Cuando yo era estudiante a mediados de los años cincuenta había mucha gente que creía que la pintura de caballete era inmoral. El muralismo era considerado como la única forma ética de hacer pintura. Hoy diría que el asunto es al revés, que un mal mural hace mucho más daño que un mal cuadro al óleo y que por lo tanto prefiero que la gente haga cuadritos.  Pero en la época se confundía el arte con la propiedad del arte. El cuadro era malo porque podía ser poseído por una persona, la cual por definición era rica, burguesa, elitista y pérfida. En cambio el mural es propiedad pública, el público es pobre y proletario y por lo tanto es bueno.

Diría entonces que en la época había un segundo tipo de distancia crítica. Era una distancia crítica que permitía separarse de las necesidades individualistas y que al usar la propiedad como criterio, de hecho también aceptaba de alguna manera que la comunicación es un hecho importante.  Sin embargo era una distancia mal medida, una distancia que solamente permitía la visión esquemática de las cosas. Como esa distancia venía cargada ideológicamente, uno pensaba de muy buena fe que todas las complejidades quedaban solucionadas, ya que para eso sirven las ideologías.

Hay, por lo tanto, dos categorías de distancias críticas, distintas aun si a veces se entrecruzan. Una es la necesaria para la crítica del proceso artístico. La otra funciona en una dimensión social y continúa mucho después de terminada la obra, cosa que no quita que pueda o deba retroalimentar las obras siguientes. Si durante las discusiones sobre si hacer cuadros o murales, la distancia crítica se hubiera medido éticamente en lugar de ideológicamente y habrían aparecido otras cuestiones importantes. Entre ellas por ejemplo: la posibilidad de que el burgués elitista y pérfido pueda ser reeducado, o sea que el público de galería tiene tanto derecho a ser el blanco de una buena comunicación como cualquier otro público. Y como ese segmento de la población que va a galerías tiende a tener más poder que el que no va a galerías, sería bastante útil lograr su reeducación.

Otra cosa  que se hubiera hecho visible: que el arte de galería posiblemente educa más al artista que al público.  El público de galería va con ciertas expectativas fetichistas relacionadas a cierto respeto y sus deseos  de posesión del objeto artístico. Como diría Julio Cesar: “Miro, admiro y mío”. La galería explota esto y el artista por lo tanto tiende a querer satisfacer la situación. Pero el que caiga en eso, solamente quiere decir que el artista no supo establecer una distancia crítica con respecto a la “institución galería” para contrarrestar los efectos de esa presión.

Finalmente otro ejemplo está dado por el arte público, el cual normalmente tiene una cierta permanencia física y por lo tanto tiene aspectos totalitarios que funcionan independientemente de su mensaje explícito. Si un mural me cuenta que soy o debo ser libre, pero al mismo tiempo me obliga a verlo todos los días aunque no tenga ganas, me está robando libertad a pesar de lo que me está diciendo.

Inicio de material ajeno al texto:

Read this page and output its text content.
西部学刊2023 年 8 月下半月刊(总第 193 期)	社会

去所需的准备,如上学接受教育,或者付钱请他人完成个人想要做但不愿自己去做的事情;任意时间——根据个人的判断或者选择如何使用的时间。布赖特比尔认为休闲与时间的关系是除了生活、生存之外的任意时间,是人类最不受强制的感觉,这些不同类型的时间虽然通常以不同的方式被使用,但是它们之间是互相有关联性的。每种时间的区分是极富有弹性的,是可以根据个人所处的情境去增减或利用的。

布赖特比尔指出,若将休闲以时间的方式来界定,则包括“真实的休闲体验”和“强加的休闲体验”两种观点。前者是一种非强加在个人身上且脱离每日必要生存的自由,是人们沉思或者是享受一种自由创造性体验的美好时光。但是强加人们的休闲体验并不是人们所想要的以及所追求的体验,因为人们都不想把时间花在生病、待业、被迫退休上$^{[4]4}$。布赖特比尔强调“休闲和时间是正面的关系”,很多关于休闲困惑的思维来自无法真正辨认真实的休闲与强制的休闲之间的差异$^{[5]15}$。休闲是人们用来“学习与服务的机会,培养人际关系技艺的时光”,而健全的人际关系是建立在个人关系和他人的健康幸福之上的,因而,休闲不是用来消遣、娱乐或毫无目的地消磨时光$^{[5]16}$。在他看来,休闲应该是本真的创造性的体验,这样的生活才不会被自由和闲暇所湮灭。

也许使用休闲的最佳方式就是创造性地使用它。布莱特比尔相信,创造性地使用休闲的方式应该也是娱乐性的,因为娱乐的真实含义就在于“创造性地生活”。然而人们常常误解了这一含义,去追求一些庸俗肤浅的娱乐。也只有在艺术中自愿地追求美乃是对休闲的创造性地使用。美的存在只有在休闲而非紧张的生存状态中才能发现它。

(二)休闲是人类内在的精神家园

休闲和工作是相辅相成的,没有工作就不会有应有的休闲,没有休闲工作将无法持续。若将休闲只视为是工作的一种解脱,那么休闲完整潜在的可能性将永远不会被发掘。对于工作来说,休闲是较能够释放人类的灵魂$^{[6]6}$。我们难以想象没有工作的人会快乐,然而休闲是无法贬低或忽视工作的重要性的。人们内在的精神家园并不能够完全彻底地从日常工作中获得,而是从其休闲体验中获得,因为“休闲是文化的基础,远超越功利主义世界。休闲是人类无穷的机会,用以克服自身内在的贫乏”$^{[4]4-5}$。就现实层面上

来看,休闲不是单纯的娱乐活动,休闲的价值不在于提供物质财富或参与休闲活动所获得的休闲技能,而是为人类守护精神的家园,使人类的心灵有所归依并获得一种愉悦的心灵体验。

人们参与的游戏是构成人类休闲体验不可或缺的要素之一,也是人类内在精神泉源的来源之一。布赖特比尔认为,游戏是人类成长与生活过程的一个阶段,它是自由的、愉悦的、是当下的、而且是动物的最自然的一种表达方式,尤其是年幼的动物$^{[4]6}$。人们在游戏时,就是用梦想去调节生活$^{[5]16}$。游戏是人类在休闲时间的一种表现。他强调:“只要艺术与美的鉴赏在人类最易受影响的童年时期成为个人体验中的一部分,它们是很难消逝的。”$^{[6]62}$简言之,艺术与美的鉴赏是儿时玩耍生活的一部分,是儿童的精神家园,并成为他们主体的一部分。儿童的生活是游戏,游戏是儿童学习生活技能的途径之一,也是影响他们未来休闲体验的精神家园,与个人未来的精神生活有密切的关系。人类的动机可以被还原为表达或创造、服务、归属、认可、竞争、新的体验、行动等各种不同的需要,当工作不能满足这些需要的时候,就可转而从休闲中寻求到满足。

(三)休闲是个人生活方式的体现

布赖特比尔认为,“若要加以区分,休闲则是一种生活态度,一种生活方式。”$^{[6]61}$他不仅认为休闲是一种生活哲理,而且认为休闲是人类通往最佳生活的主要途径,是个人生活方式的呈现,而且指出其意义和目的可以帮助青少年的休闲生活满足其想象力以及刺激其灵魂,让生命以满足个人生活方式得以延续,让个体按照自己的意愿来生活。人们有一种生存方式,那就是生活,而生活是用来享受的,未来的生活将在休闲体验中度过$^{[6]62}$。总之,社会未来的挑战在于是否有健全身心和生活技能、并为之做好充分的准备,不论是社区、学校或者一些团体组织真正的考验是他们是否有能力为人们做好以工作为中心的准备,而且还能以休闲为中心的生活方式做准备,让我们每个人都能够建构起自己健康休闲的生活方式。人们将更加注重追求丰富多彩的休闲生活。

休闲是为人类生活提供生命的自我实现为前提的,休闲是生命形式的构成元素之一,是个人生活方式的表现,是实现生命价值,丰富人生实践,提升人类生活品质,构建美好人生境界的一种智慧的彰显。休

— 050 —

Se podría acusar a esta segunda distancia crítica, la revelada por la posesión física del objeto artístico, de ser más sociológica que artística. Se podría afirmar que es solamente la primera distancia crítica la que es importante para el artista, esa que permite decidir si la obra se va desarrollando bien o mal, lo que en el mundo de la industria se tiende a llamar “control de calidad”. La acusación presupone que el artista solo se debiera preocupar por cosas que corresponden a una definición estrecha del arte considerado como una disciplina, y que el artista no tiene una responsabilidad social. Pero desde el momento en que aceptamos que el arte comunica, que el artista está diciendo algo, esa responsabilidad existe. Al decir algo y funcionar en un sistema armado para que al menos un segmento de la población (ya que no toda la población) escuche o registre lo que el artista esté diciendo, estamos actuando dentro de una zona en donde se efectúa una cierta distribución de poder.  El artista tiene el poder de decir lo que quiere, y por lo tanto tiene que medir las consecuencias de esa expresión y responsabilizarse de ellas. El público tiene el poder de aceptar o rechazar, o incluso de ignorar, ese mensaje. A niveles más sutiles, el público puede establecer reglas a las que el artista se ve obligado a someterse para poder comunicarse, y el ritual de las galerías y museos con todos sus guardianes intelectuales son justamente un producto de esas reglas. 

Como todo esto afecta profundamente que es lo que se puede decir y como se dice, no importa si la segunda distancia crítica es calificada como sociológica o artística. Tiene suficiente impacto en el quehacer artístico como para que el artista deba tomarla muy en serio y tenga que incluirla en el quehacer artístico. Es, por lo tanto, una distancia crítica que todavía opera en el día de hoy.

Podemos ahora volver a la “intención” del artista y su manifestación en la obra.  La intención del artista probablemente sea el primer tema a discutir en todo esto, y probablemente es por donde yo hubiera empezado si no me hubiera metido con el tema de “pensamiento crítico”. Pero no importa. Todo está tan entrelazado que el nudo empieza en el punto preciso por donde uno lo toca. Además la noción de “intención” es otra de esas que vienen cargadas ideológicamente. Presume el libre albedrío, que somos dueños absolutos de nuestras decisiones, y que las desviaciones de nuestras decisiones ideales son pura culpa de unas circunstancias explicables y justificables. En arte supuestamente uno está en un campo donde ese libre albedrío se manifiesta con libertad máxima. En términos relativos eso es verdad y yo mismo definí el arte para mí mismo como el único “territorio libre” que tengo y el “campo en el que puedo ser omnipotente sin hacer daño al prójimo”. Son lindas explicaciones pero no son del todo ciertas.  El ejemplo típico es el del artista que explica su obra con “lo hice porque me gusta y basta”. Aparentemente no hay ningún reglamento que lo limite ni ninguna rendición de cuentas que lo obligue a justificar sus actos. Nadie puede impedir que haga lo que quiero, así que lo hago, y al que no le guste que se joda. Pero hay dos cosas aquí. Una es que si es verdad que la obra no es terapia sino comunicación, hay una rendición de cuentas ya que el público puede reaccionar. Segundo, que el gusto es justamente una de las actividades menos libres que tenemos. No sabemos porque nos gusta algo, o sea que al satisfacer el gusto justamente eliminamos nuestra posibilidad de decidir por nuestra cuenta. Y esa posibilidad de decidir es la señal de libertad. Claro que todavía queda la libertad de decidir si cumplir con  nuestro gusto. Pero en general nos gusta algo que nos queda cómodo, algo que conocemos de experiencias previas. Al satisfacer el gusto, por lo tanto, estamos eliminando o minimizando la posibilidad de lo desconocido.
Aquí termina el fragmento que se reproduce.